The issues of distorting the meaning is an important one that can be managed in a variety of ways. The way in which i have managed this is to allow the participant to provide me with feedback regarding whether this is an authentic representation of his story However an important aspect to bear in mind that the story or meaning-making process is a co-construction between the researcher and participant his story does not have meaning until i interpret it- one of the values is that the story may have multiple interpretations because it is not intended to produce hard facts- the reader of any story is also the interpreter- just as the researcher in any study chooses how he wants to interpret his data- extending on some aspects - therefore any two researchers can never generate the identical outcomes even if asking the same questions- research is a human process and all knowledge is tentative

also the project is interested in subjective knowledges - so the characterisation often portrays what the participant wants to tell - the researcher may construct the story to signal this intention but will also capture ambiguities and nuances in the construction of the story -the researcher then has the responsibility to point out the contradictions or possibilities for alternative representations.

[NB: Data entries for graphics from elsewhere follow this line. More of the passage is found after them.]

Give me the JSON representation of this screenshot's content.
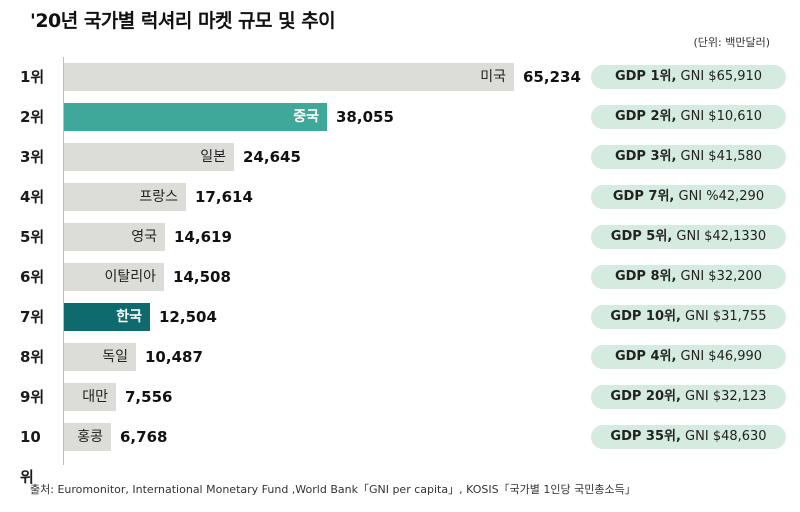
{
  "title": "'20년 국가별 럭셔리 마켓 규모 및 추이",
  "unit": "(단위: 백만달러)",
  "source": "출처: Euromonitor, International Monetary Fund ,World Bank「GNI per capita」, KOSIS「국가별 1인당 국민총소득」",
  "colors": {
    "bar_default": "#dcdcd8",
    "bar_china": "#3fa89a",
    "bar_korea": "#0e6a6c",
    "pill_bg": "#d6ebdf"
  },
  "chart_data": {
    "type": "bar",
    "orientation": "horizontal",
    "title": "'20년 국가별 럭셔리 마켓 규모 및 추이",
    "unit": "(단위: 백만달러)",
    "xlim": [
      0,
      65234
    ],
    "grid": false,
    "ranks": [
      "1위",
      "2위",
      "3위",
      "4위",
      "5위",
      "6위",
      "7위",
      "8위",
      "9위",
      "10위"
    ],
    "categories": [
      "미국",
      "중국",
      "일본",
      "프랑스",
      "영국",
      "이탈리아",
      "한국",
      "독일",
      "대만",
      "홍콩"
    ],
    "values": [
      65234,
      38055,
      24645,
      17614,
      14619,
      14508,
      12504,
      10487,
      7556,
      6768
    ],
    "value_labels": [
      "65,234",
      "38,055",
      "24,645",
      "17,614",
      "14,619",
      "14,508",
      "12,504",
      "10,487",
      "7,556",
      "6,768"
    ],
    "highlighted": [
      "중국",
      "한국"
    ],
    "gdp_ranks": [
      "GDP 1위,",
      "GDP 2위,",
      "GDP 3위,",
      "GDP 7위,",
      "GDP 5위,",
      "GDP 8위,",
      "GDP 10위,",
      "GDP 4위,",
      "GDP 20위,",
      "GDP 35위,"
    ],
    "gni_labels": [
      "GNI $65,910",
      "GNI $10,610",
      "GNI $41,580",
      "GNI %42,290",
      "GNI $42,1330",
      "GNI $32,200",
      "GNI $31,755",
      "GNI $46,990",
      "GNI $32,123",
      "GNI $48,630"
    ]
  }
}
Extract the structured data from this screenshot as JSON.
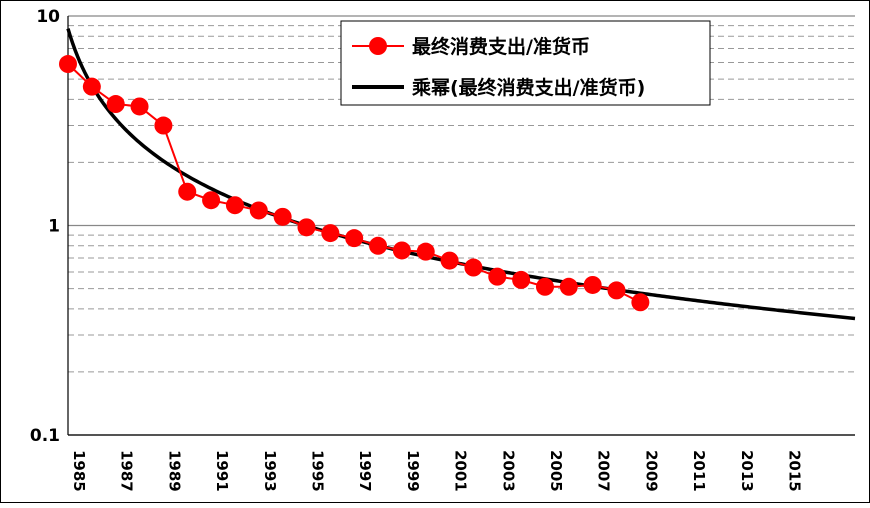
{
  "chart_data": {
    "type": "line",
    "title": "",
    "xlabel": "",
    "ylabel": "",
    "y_scale": "log",
    "ylim": [
      0.1,
      10
    ],
    "y_ticks": [
      "10",
      "1",
      "0.1"
    ],
    "x_ticks": [
      "1985",
      "1987",
      "1989",
      "1991",
      "1993",
      "1995",
      "1997",
      "1999",
      "2001",
      "2003",
      "2005",
      "2007",
      "2009",
      "2011",
      "2013",
      "2015"
    ],
    "xlim": [
      1985,
      2018
    ],
    "grid": {
      "major_y": true,
      "minor_y": true,
      "minor_style": "dashed"
    },
    "legend": {
      "placement": "top-right",
      "frame": true
    },
    "series": [
      {
        "name": "最终消费支出/准货币",
        "kind": "line-marker",
        "color": "#ff0000",
        "x": [
          1985,
          1986,
          1987,
          1988,
          1989,
          1990,
          1991,
          1992,
          1993,
          1994,
          1995,
          1996,
          1997,
          1998,
          1999,
          2000,
          2001,
          2002,
          2003,
          2004,
          2005,
          2006,
          2007,
          2008,
          2009
        ],
        "values": [
          5.9,
          4.6,
          3.8,
          3.7,
          3.0,
          1.45,
          1.32,
          1.25,
          1.18,
          1.1,
          0.98,
          0.92,
          0.87,
          0.8,
          0.76,
          0.75,
          0.68,
          0.63,
          0.57,
          0.55,
          0.51,
          0.51,
          0.52,
          0.49,
          0.43
        ]
      },
      {
        "name": "乘幂(最终消费支出/准货币)",
        "kind": "trendline-power",
        "color": "#000000",
        "x_start": 1985,
        "x_end": 2018,
        "at_1985": 8.7,
        "at_2018": 0.36
      }
    ]
  }
}
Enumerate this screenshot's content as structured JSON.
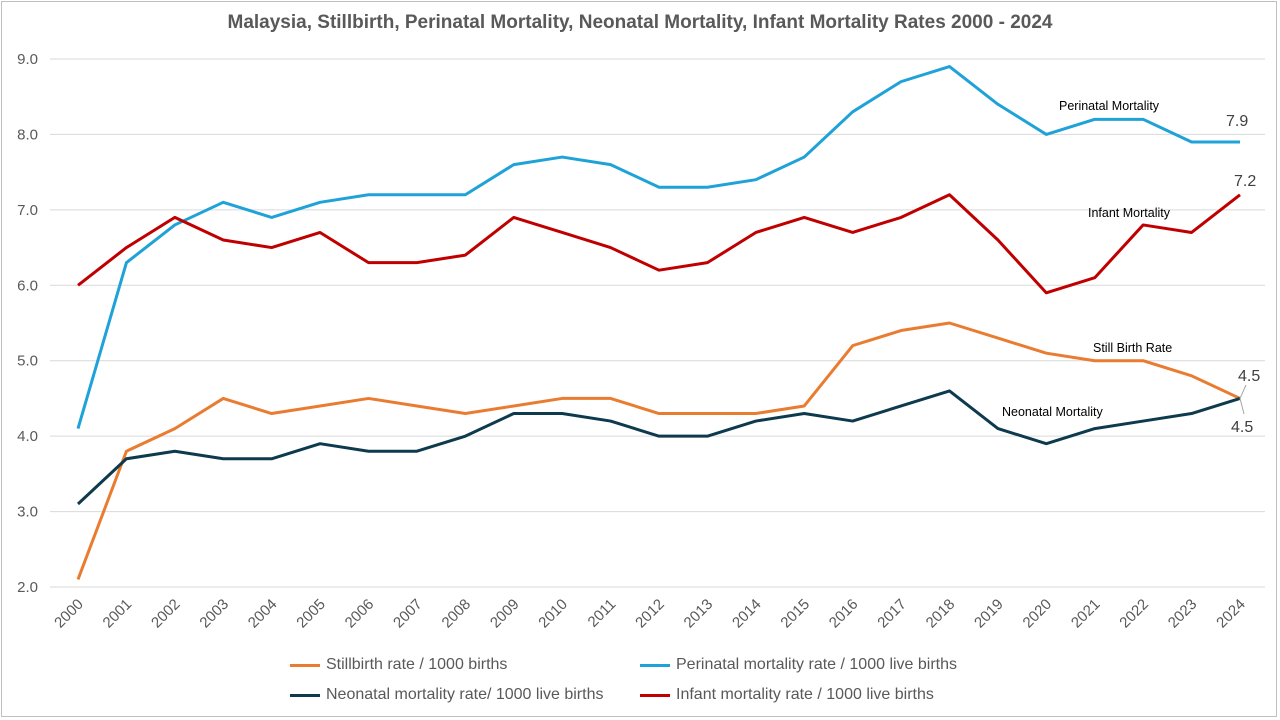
{
  "chart_data": {
    "type": "line",
    "title": "Malaysia, Stillbirth, Perinatal Mortality, Neonatal Mortality, Infant Mortality Rates 2000 - 2024",
    "xlabel": "",
    "ylabel": "",
    "ylim": [
      2.0,
      9.0
    ],
    "yticks": [
      "2.0",
      "3.0",
      "4.0",
      "5.0",
      "6.0",
      "7.0",
      "8.0",
      "9.0"
    ],
    "grid": true,
    "legend_position": "bottom",
    "x": [
      "2000",
      "2001",
      "2002",
      "2003",
      "2004",
      "2005",
      "2006",
      "2007",
      "2008",
      "2009",
      "2010",
      "2011",
      "2012",
      "2013",
      "2014",
      "2015",
      "2016",
      "2017",
      "2018",
      "2019",
      "2020",
      "2021",
      "2022",
      "2023",
      "2024"
    ],
    "series": [
      {
        "name": "Stillbirth rate / 1000 births",
        "color": "#E97C30",
        "values": [
          2.1,
          3.8,
          4.1,
          4.5,
          4.3,
          4.4,
          4.5,
          4.4,
          4.3,
          4.4,
          4.5,
          4.5,
          4.3,
          4.3,
          4.3,
          4.4,
          5.2,
          5.4,
          5.5,
          5.3,
          5.1,
          5.0,
          5.0,
          4.8,
          4.5
        ],
        "annotation": "Still Birth Rate",
        "end_label": "4.5"
      },
      {
        "name": "Perinatal mortality rate / 1000 live births",
        "color": "#1FA2D8",
        "values": [
          4.1,
          6.3,
          6.8,
          7.1,
          6.9,
          7.1,
          7.2,
          7.2,
          7.2,
          7.6,
          7.7,
          7.6,
          7.3,
          7.3,
          7.4,
          7.7,
          8.3,
          8.7,
          8.9,
          8.4,
          8.0,
          8.2,
          8.2,
          7.9,
          7.9
        ],
        "annotation": "Perinatal Mortality",
        "end_label": "7.9"
      },
      {
        "name": "Neonatal mortality rate/ 1000 live births",
        "color": "#0E3A4E",
        "values": [
          3.1,
          3.7,
          3.8,
          3.7,
          3.7,
          3.9,
          3.8,
          3.8,
          4.0,
          4.3,
          4.3,
          4.2,
          4.0,
          4.0,
          4.2,
          4.3,
          4.2,
          4.4,
          4.6,
          4.1,
          3.9,
          4.1,
          4.2,
          4.3,
          4.5
        ],
        "annotation": "Neonatal Mortality",
        "end_label": "4.5"
      },
      {
        "name": "Infant mortality rate / 1000 live births",
        "color": "#C00000",
        "values": [
          6.0,
          6.5,
          6.9,
          6.6,
          6.5,
          6.7,
          6.3,
          6.3,
          6.4,
          6.9,
          6.7,
          6.5,
          6.2,
          6.3,
          6.7,
          6.9,
          6.7,
          6.9,
          7.2,
          6.6,
          5.9,
          6.1,
          6.8,
          6.7,
          7.2
        ],
        "annotation": "Infant Mortality",
        "end_label": "7.2"
      }
    ]
  }
}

as readers make different and multiple meanings of texts so too can the researcher- the researcher may ask other researchers to offer their comment as a check for convergence or divergence if ideas - like we may all see different things when we read graphs-

true meaning does not exist - all meaning is constructed - the issue of misrepresentation is ofcourse an ethical issue and that is a whole other debate

The difficulty with making sense of narrative from a traditional perspective is that they have fundamentally different beliefs and assumptions about the nature of research - the issues of credibility however etc must be raised when engaging with research of any nature.